3. God provided substantial evidence of himself in the person of Jesus and the events of the early first century. This is exactly what you seem to be asking for. God himself lived among us for 33 years and did many miraculous things culminating in the death and resurrection--with has huge existential meaning in both salvation and the possibility of a personal relationship through the Holy Spirit.
4. God provides substantial evidence of himself in nature that is easily reflected on and has been for millennium. Why is there something rather than nothing?
5. God gives everyone a sense of himself: Sensus divinitatis
6. Every bit of evidence suggests that God's purposes are personal in nature. God desires a personal relationship with each person--NOT recognition that he exists. To treat the question does God exist as a science question to be analyzed is to miss the point. Experiencing God is not a proposition that can be examined outside each person. The end purpose of God is to bring your mind to a place where it desires a relationship with God. This necessarily takes time and a different path for each person. To say it another way, knowing God exists is not the goal. Satan, demons, angels, etc. know God exists.
(September 24, 2018 at 11:47 am)Jörmungandr Wrote:(September 24, 2018 at 11:36 am)Crossless2.0 Wrote: Cue the ‘God doesn’t want to violate our free will’ argument.
Somehow, acknowledgement and worship doesn’t seem to count for Yahweh unless it’s performed by people who don’t have good, compelling reasons to do so. Slavish credulity, offered as an act of “freedom” is the ridiculous alleged bottom line.
Christians want to have it both ways. They want to suggest that the evidence is sufficient to compel belief in a rational person, but at the same time claim that by providing sufficiently compelling evidence, God isn't compelling people to believe. You can't have it both ways. Either belief is a result of unreason or ignorance, or God is violating our free will by coming to earth and performing miracles and resurrections. Even Steve admits that reason alone isn't sufficient to bring a person to God. If what brings a person to God isn't reason, then belief is by definition irrational.
I never said the evidence is sufficient to compel belief. Only that such belief is rational given the evidence. There is a huge component of Christianity that revolves around experience.

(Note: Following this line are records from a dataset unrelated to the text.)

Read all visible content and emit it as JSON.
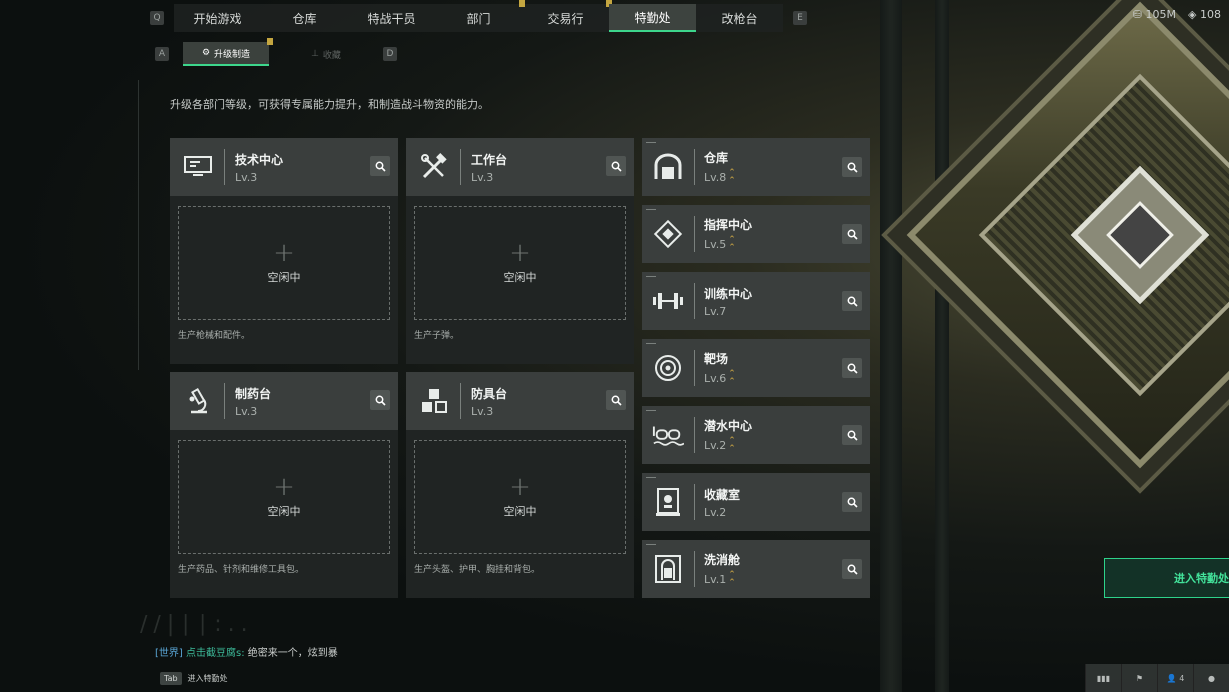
{
  "colors": {
    "accent": "#3dd68c",
    "gold": "#c4a640",
    "panel": "#3a3e3d",
    "slot_bg": "#202423"
  },
  "topnav": {
    "left_key": "Q",
    "right_key": "E",
    "tabs": [
      {
        "label": "开始游戏",
        "marker": false
      },
      {
        "label": "仓库",
        "marker": false
      },
      {
        "label": "特战干员",
        "marker": false
      },
      {
        "label": "部门",
        "marker": true
      },
      {
        "label": "交易行",
        "marker": true
      },
      {
        "label": "特勤处",
        "marker": false,
        "active": true
      },
      {
        "label": "改枪台",
        "marker": false
      }
    ],
    "currency_1": "105M",
    "currency_2": "108"
  },
  "subnav": {
    "left_key": "A",
    "right_key": "D",
    "tab_upgrade": "升级制造",
    "tab_collect": "收藏"
  },
  "description": "升级各部门等级，可获得专属能力提升，和制造战斗物资的能力。",
  "workshops": [
    {
      "name": "技术中心",
      "level": "Lv.3",
      "status": "空闲中",
      "footer": "生产枪械和配件。",
      "icon": "monitor-icon"
    },
    {
      "name": "工作台",
      "level": "Lv.3",
      "status": "空闲中",
      "footer": "生产子弹。",
      "icon": "tools-icon"
    },
    {
      "name": "制药台",
      "level": "Lv.3",
      "status": "空闲中",
      "footer": "生产药品、针剂和维修工具包。",
      "icon": "microscope-icon"
    },
    {
      "name": "防具台",
      "level": "Lv.3",
      "status": "空闲中",
      "footer": "生产头盔、护甲、胸挂和背包。",
      "icon": "cubes-icon"
    }
  ],
  "buildings": [
    {
      "name": "仓库",
      "level": "Lv.8",
      "upgradable": true,
      "icon": "warehouse-icon"
    },
    {
      "name": "指挥中心",
      "level": "Lv.5",
      "upgradable": true,
      "icon": "command-icon"
    },
    {
      "name": "训练中心",
      "level": "Lv.7",
      "upgradable": false,
      "icon": "dumbbell-icon"
    },
    {
      "name": "靶场",
      "level": "Lv.6",
      "upgradable": true,
      "icon": "target-icon"
    },
    {
      "name": "潜水中心",
      "level": "Lv.2",
      "upgradable": true,
      "icon": "goggles-icon"
    },
    {
      "name": "收藏室",
      "level": "Lv.2",
      "upgradable": false,
      "icon": "trophy-icon"
    },
    {
      "name": "洗消舱",
      "level": "Lv.1",
      "upgradable": true,
      "icon": "hazmat-icon"
    }
  ],
  "chat": {
    "channel": "[世界]",
    "user": "点击截豆腐s:",
    "message": " 绝密来一个，炫到暴"
  },
  "tab_hint": {
    "key": "Tab",
    "label": "进入特勤处"
  },
  "enter_button": "进入特勤处",
  "bottom_right": {
    "players_count": "4"
  }
}
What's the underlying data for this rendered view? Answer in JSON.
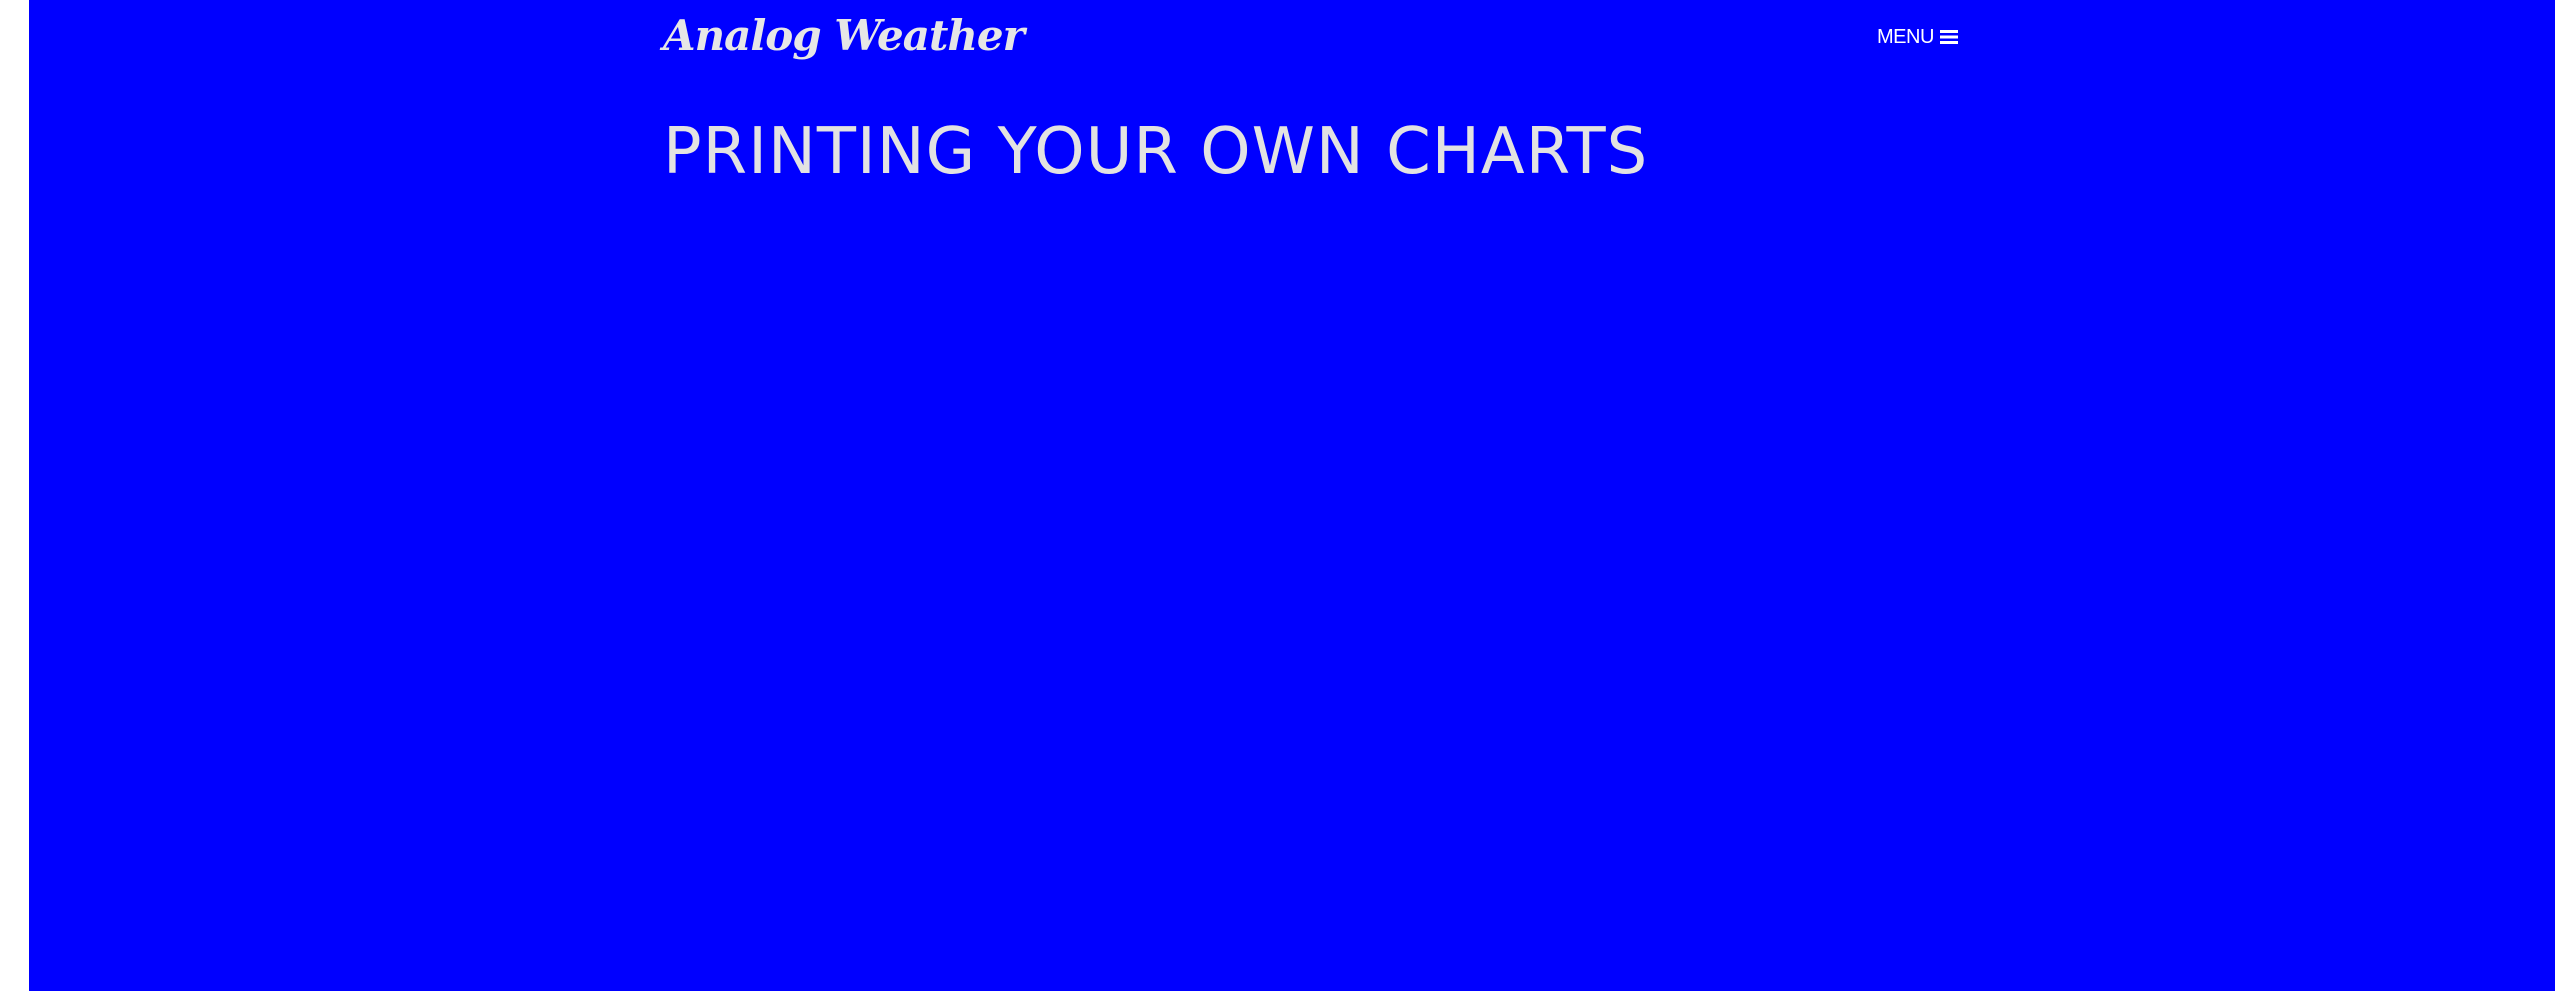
{
  "header": {
    "logo_text": "Analog Weather",
    "menu_label": "MENU",
    "menu_icon": "hamburger-icon"
  },
  "main": {
    "title": "PRINTING YOUR OWN CHARTS"
  },
  "colors": {
    "background": "#0000ff",
    "title_text": "#e2e2e2",
    "menu_text": "#ffffff",
    "outer_margin": "#ffffff"
  }
}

(September 24, 2018 at 12:23 pm)Jörmungandr Wrote: A god who kills innocent babies for no reason is greater than one who does not. I defy any Christian to prove me objectively wrong.
You conflate two things: God's actions and our moral reasoning/duties (for which you want us to judge God's actions). They are not the same thing.
That being said, God, conceived as the paradigm of Goodness, could never kill innocent babies for no reason. It would be an impossible conception of God and therefore describing a being who is not God.